Beginner explanations generally outperform expert explanations overall (\(p=0.002\)), though expert explanations excel in specific paradigms like filler-gap dependencies.
Combining SLMs (Haiku) with GP+CoT narrows the gap with LLMs from 13.0pp to 5.8pp—with GP alone narrowing it by 20%, and GP+CoT by 56%.
3-shot prompting performs poorly on SLMs (potentially triggering shortcut-based pattern matching), demonstrating that GP is a more principled approach.

Highlights & Insights¶

Insight on the "knowing" vs. "applying" rules gap: LLMs can explain grammar but struggle with grammatical judgments because they tend to rely on paraphrasing rather than structural analysis.
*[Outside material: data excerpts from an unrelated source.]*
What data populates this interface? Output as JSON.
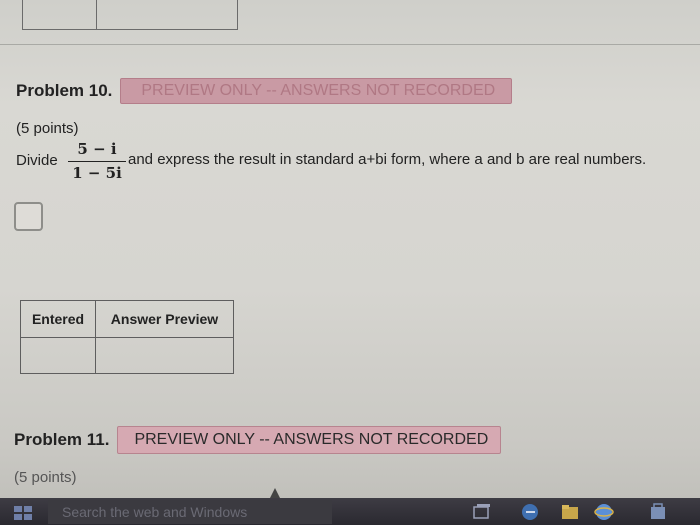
{
  "problem10": {
    "title": "Problem 10.",
    "banner": "PREVIEW ONLY -- ANSWERS NOT RECORDED",
    "points": "(5 points)",
    "divide_label": "Divide",
    "numerator": "5 − i",
    "denominator": "1 − 5i",
    "instruction": "and express the result in standard a+bi form, where a and b are real numbers."
  },
  "results_table": {
    "headers": [
      "Entered",
      "Answer Preview"
    ],
    "rows": [
      [
        "",
        ""
      ]
    ]
  },
  "problem11": {
    "title": "Problem 11.",
    "banner": "PREVIEW ONLY -- ANSWERS NOT RECORDED",
    "points": "(5 points)"
  },
  "taskbar": {
    "search_placeholder": "Search the web and Windows",
    "icons": [
      "windows-start-icon",
      "task-view-icon",
      "edge-icon",
      "file-explorer-icon",
      "store-icon"
    ]
  },
  "colors": {
    "banner_bg": "#c99aa4",
    "taskbar_bg": "#2a2930",
    "page_bg": "#d6d5d0"
  }
}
GP offers an elegant solution by explicitly providing rules to guide the model's attention back to the structural level.
Practical value of empowering SLMs: GP elevates low-cost SLMs to near-frontier LLM performance on grammatical judgments, carrying significant practical value for resource-constrained scenarios and educational applications. The GP+CoT combination is particularly powerful.
Zero-cost multilingual generalization: The method is effective across English, Chinese, and Russian—three typologically diverse languages—and the grammatical explanations can be prompted in English even when target sentences are in Chinese or Russian. This demonstrates the language-agnostic nature of the approach.
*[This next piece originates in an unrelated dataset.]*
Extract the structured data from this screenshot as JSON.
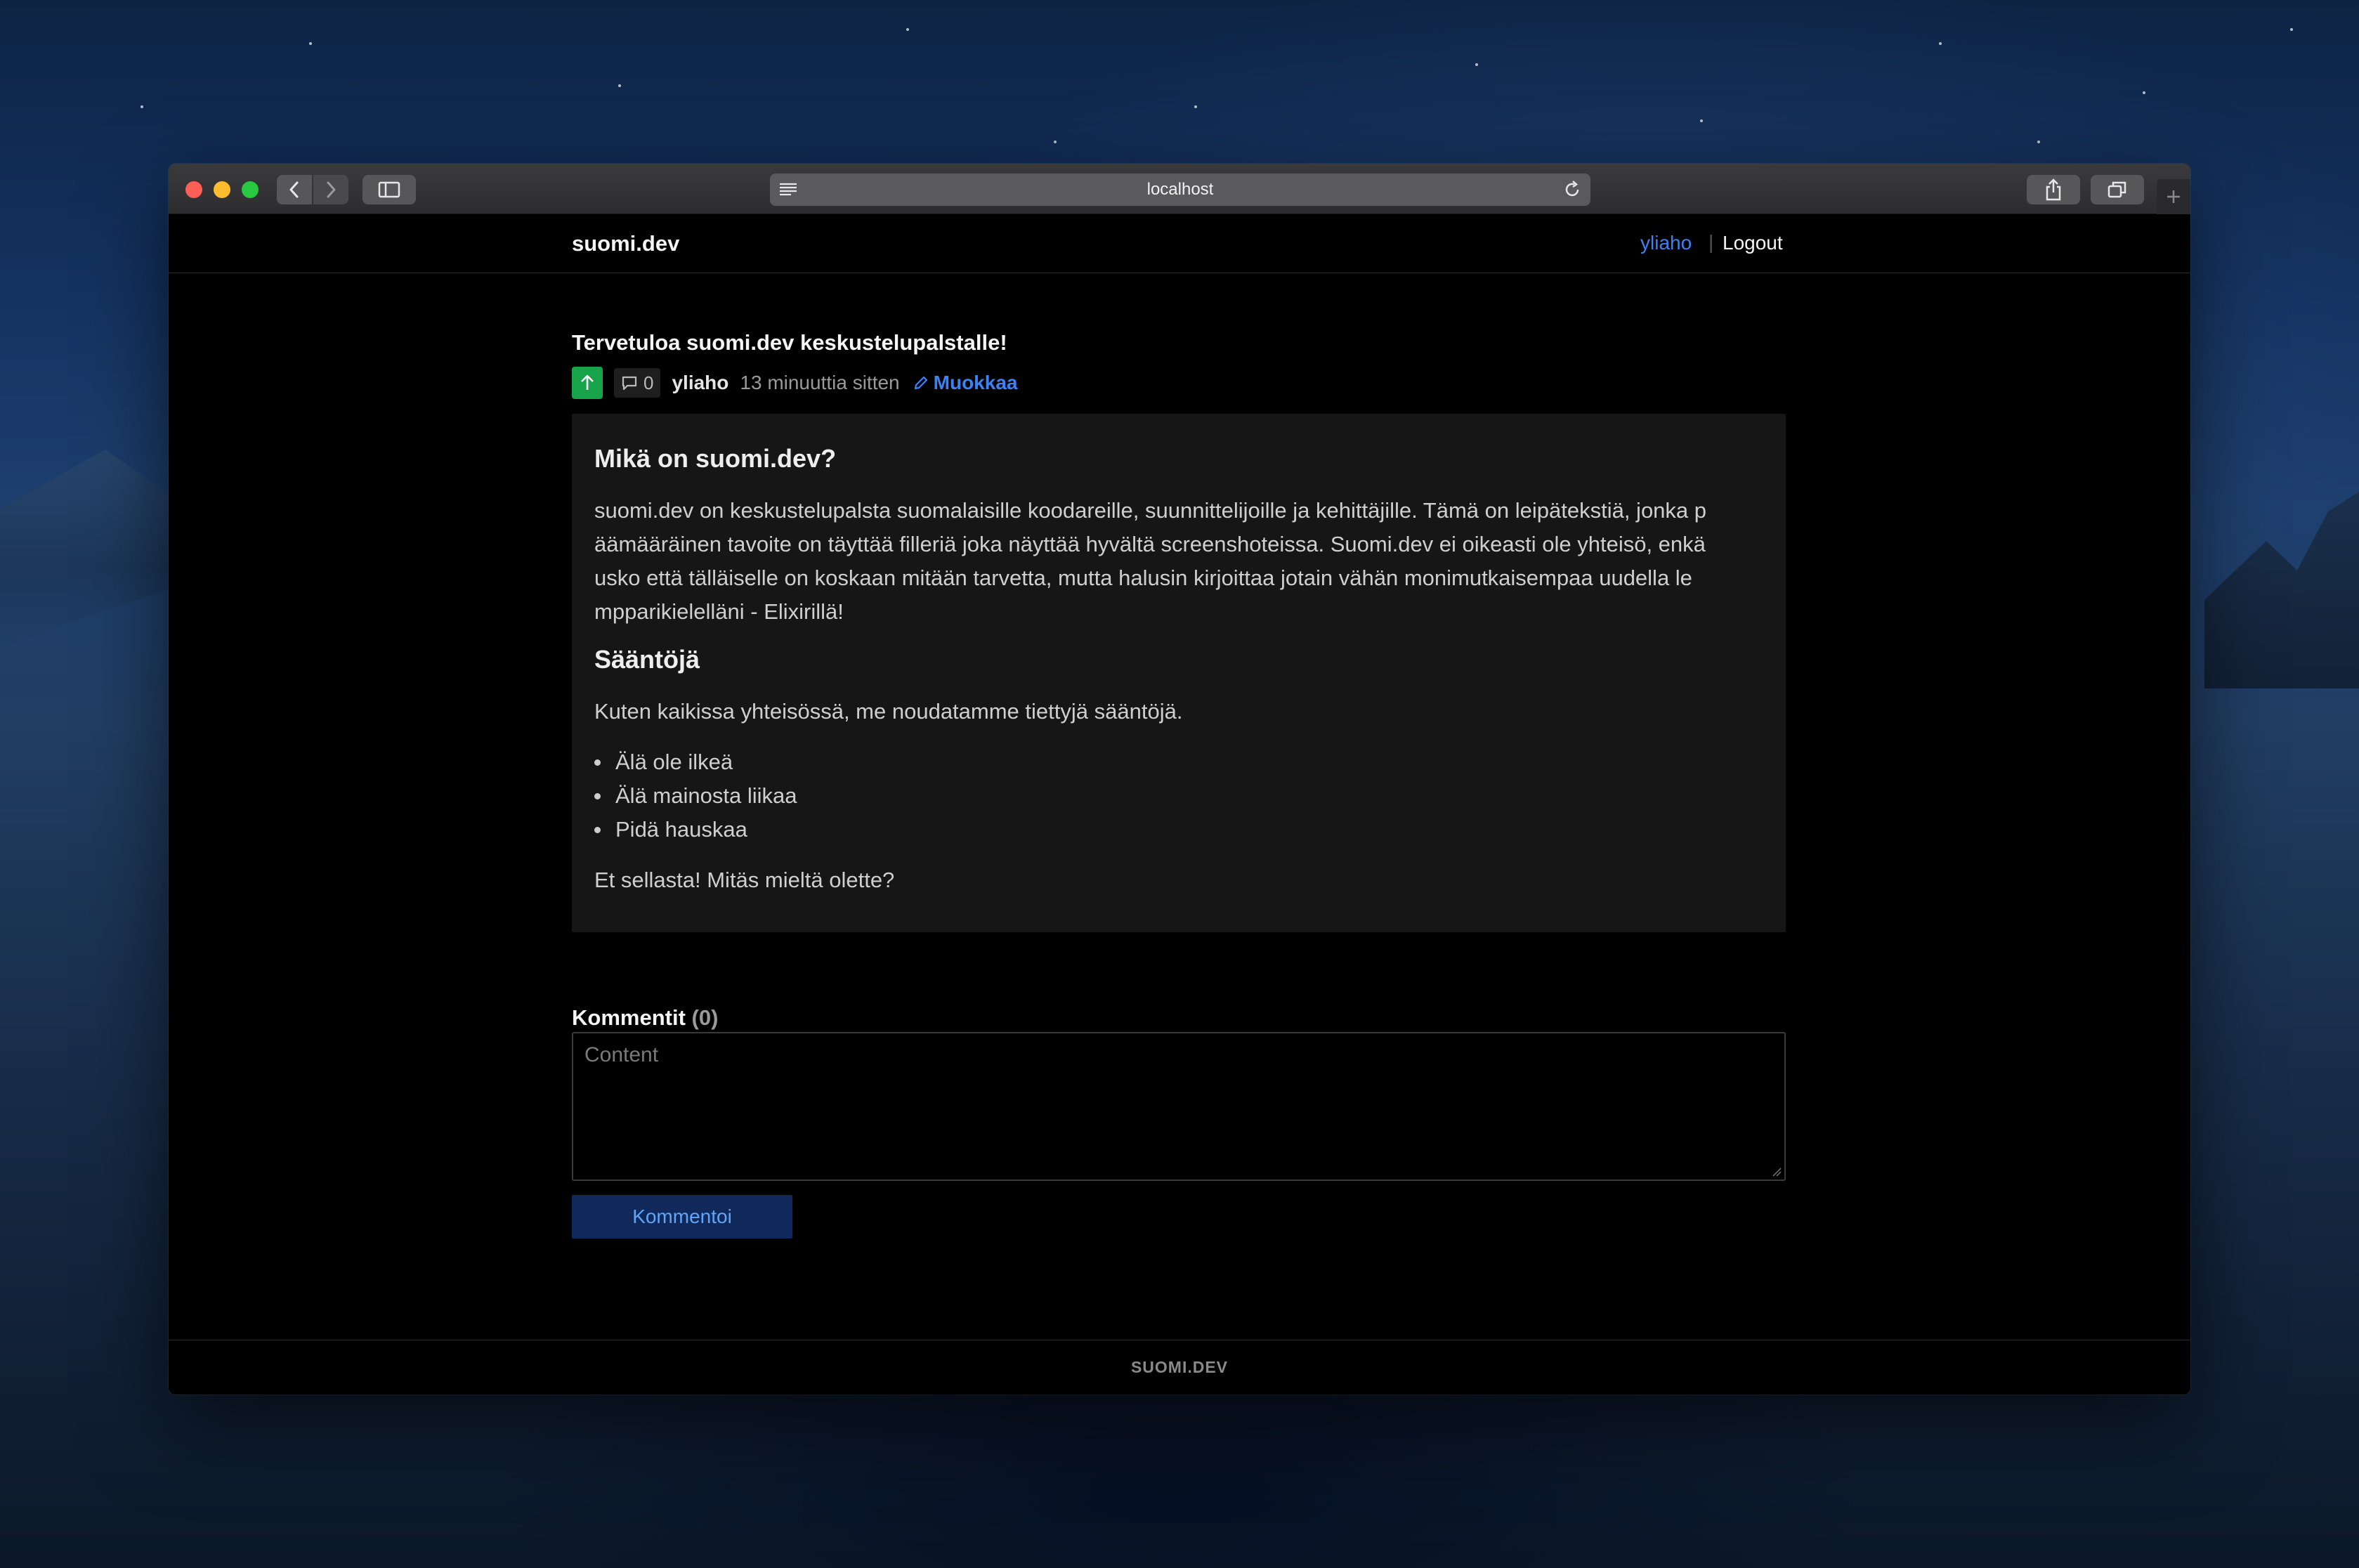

Limitations & Future Work¶

Grammatical explanations must be generated once for each paradigm, but the paradigm identification process itself is not automated (paradigm labels are known in testing).
Evaluations were restricted to only 5 models from the GPT, Claude, and Llama families.
The selection of hard paradigms was based on the baseline performance of gpt-4o, which may introduce selection bias.
The method was not tested on broader real-world applications (such as grammatical error correction or writing assistance) and remains limited to minimal pair judgment tasks.
The quality of grammatical explanations relies on the metalinguistic knowledge of the LLM, which may fail for low-resource languages or rare grammatical phenomena.
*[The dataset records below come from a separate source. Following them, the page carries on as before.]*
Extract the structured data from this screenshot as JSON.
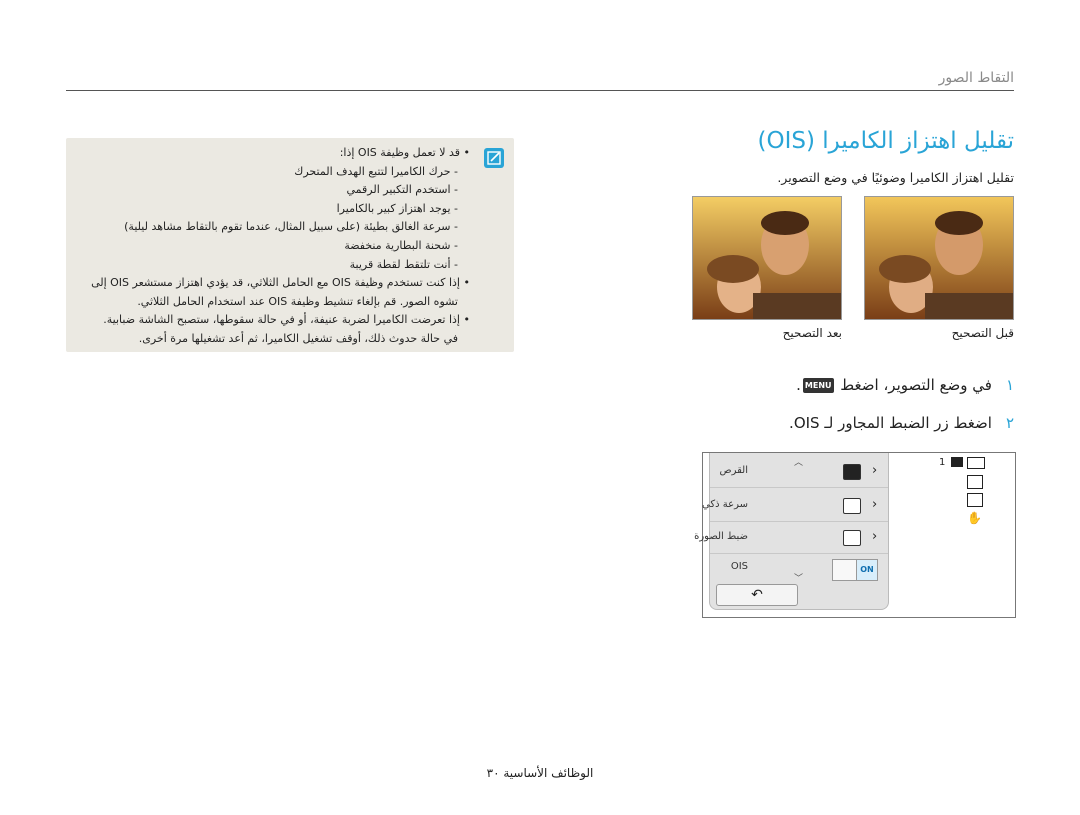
{
  "header": {
    "title": "التقاط الصور"
  },
  "section": {
    "title": "تقليل اهتزاز الكاميرا (OIS)"
  },
  "intro": "تقليل اهتزاز الكاميرا وضوئيًا في وضع التصوير.",
  "photos": {
    "before_caption": "قبل التصحيح",
    "after_caption": "بعد التصحيح"
  },
  "steps": [
    {
      "num": "١",
      "before": "في وضع التصوير، اضغط ",
      "menu_label": "MENU",
      "after": "."
    },
    {
      "num": "٢",
      "text": "اضغط زر الضبط المجاور لـ OIS."
    }
  ],
  "note": {
    "lines": [
      "قد لا تعمل وظيفة OIS إذا:",
      "- حرك الكاميرا لتتبع الهدف المتحرك",
      "- استخدم التكبير الرقمي",
      "- يوجد اهتزاز كبير بالكاميرا",
      "- سرعة الغالق بطيئة (على سبيل المثال، عندما تقوم بالتقاط مشاهد ليلية)",
      "- شحنة البطارية منخفضة",
      "- أنت تلتقط لقطة قريبة",
      "إذا كنت تستخدم وظيفة OIS مع الحامل الثلاثي، قد يؤدي اهتزاز مستشعر OIS إلى",
      "تشوه الصور. قم بإلغاء تنشيط وظيفة OIS عند استخدام الحامل الثلاثي.",
      "إذا تعرضت الكاميرا لضربة عنيفة، أو في حالة سقوطها، ستصبح الشاشة ضبابية.",
      "في حالة حدوث ذلك، أوقف تشغيل الكاميرا، ثم أعد تشغيلها مرة أخرى."
    ]
  },
  "screen": {
    "menu_items": [
      {
        "label": "القرص",
        "icon": "battery-rect-icon"
      },
      {
        "label": "سرعة ذكي",
        "icon": "smart-scene-icon"
      },
      {
        "label": "ضبط الصورة",
        "icon": "image-adjust-icon"
      },
      {
        "label": "OIS",
        "icon": "ois-toggle"
      }
    ],
    "toggle_label": "ON",
    "back_symbol": "↶",
    "status_count": "1"
  },
  "footer": {
    "page_text": "الوظائف الأساسية  ٣٠"
  }
}
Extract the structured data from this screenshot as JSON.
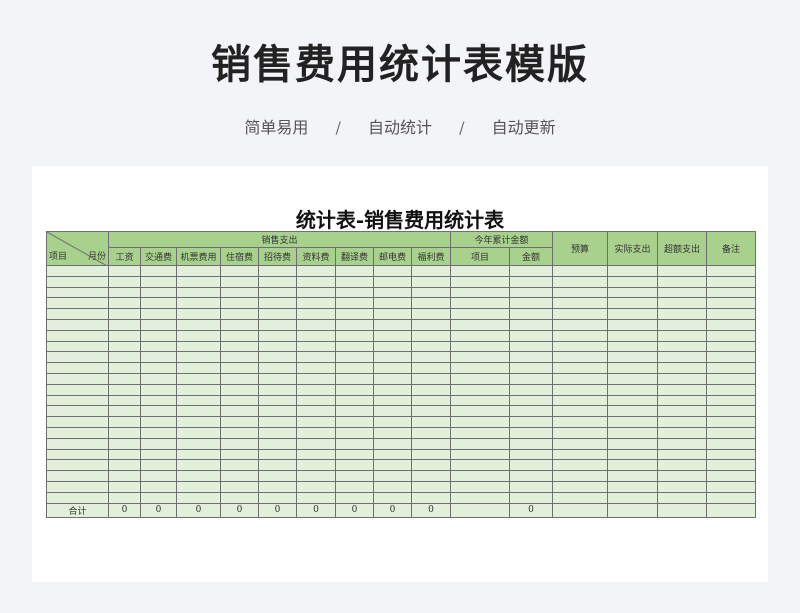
{
  "page": {
    "title": "销售费用统计表模版",
    "tags": [
      "简单易用",
      "自动统计",
      "自动更新"
    ],
    "separator": "/"
  },
  "sheet": {
    "title": "统计表-销售费用统计表",
    "corner_left": "项目",
    "corner_right": "月份",
    "group_sales": "销售支出",
    "group_ytd": "今年累计金额",
    "col_budget": "预算",
    "col_actual": "实际支出",
    "col_over": "超额支出",
    "col_note": "备注",
    "sales_columns": [
      "工资",
      "交通费",
      "机票费用",
      "住宿费",
      "招待费",
      "资料费",
      "翻译费",
      "邮电费",
      "福利费"
    ],
    "ytd_columns": [
      "项目",
      "金额"
    ],
    "body_row_count": 22,
    "total_label": "合计",
    "totals_sales": [
      "0",
      "0",
      "0",
      "0",
      "0",
      "0",
      "0",
      "0",
      "0"
    ],
    "total_ytd_item": "",
    "total_ytd_amount": "0",
    "total_budget": "",
    "total_actual": "",
    "total_over": "",
    "total_note": ""
  }
}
vs. MTOB (Tanzer et al., 2024): MTOB leverages a grammar book to improve zero-resource translation; GP is conceptually similar but utilizes the LLM itself as the source of the "grammar book."
vs. CoT: CoT activates the reasoning process without introducing new knowledge; GP provides the missing domain-specific knowledge. The two approaches are orthogonal and complementary.
vs. Few-shot: Few-shot prompting might encourage pattern matching instead of rule comprehension; GP provides abstract rules rather than examples, rendering it more principled.

Rating¶

Novelty: ⭐⭐⭐⭐ The explain-then-process paradigm and the orthogonal, complementary relationship between GP and CoT serve as valuable contributions.
Experimental Thoroughness: ⭐⭐⭐⭐ Rigorously designed with 3 languages × 5 models × multiple conditions × control experiments.
Writing Quality: ⭐⭐⭐⭐⭐ Vivid introductory examples and clearly structured experimental design.
Value: ⭐⭐⭐⭐ Offers practical contributions to LLM linguistic evaluation and prompting methodology.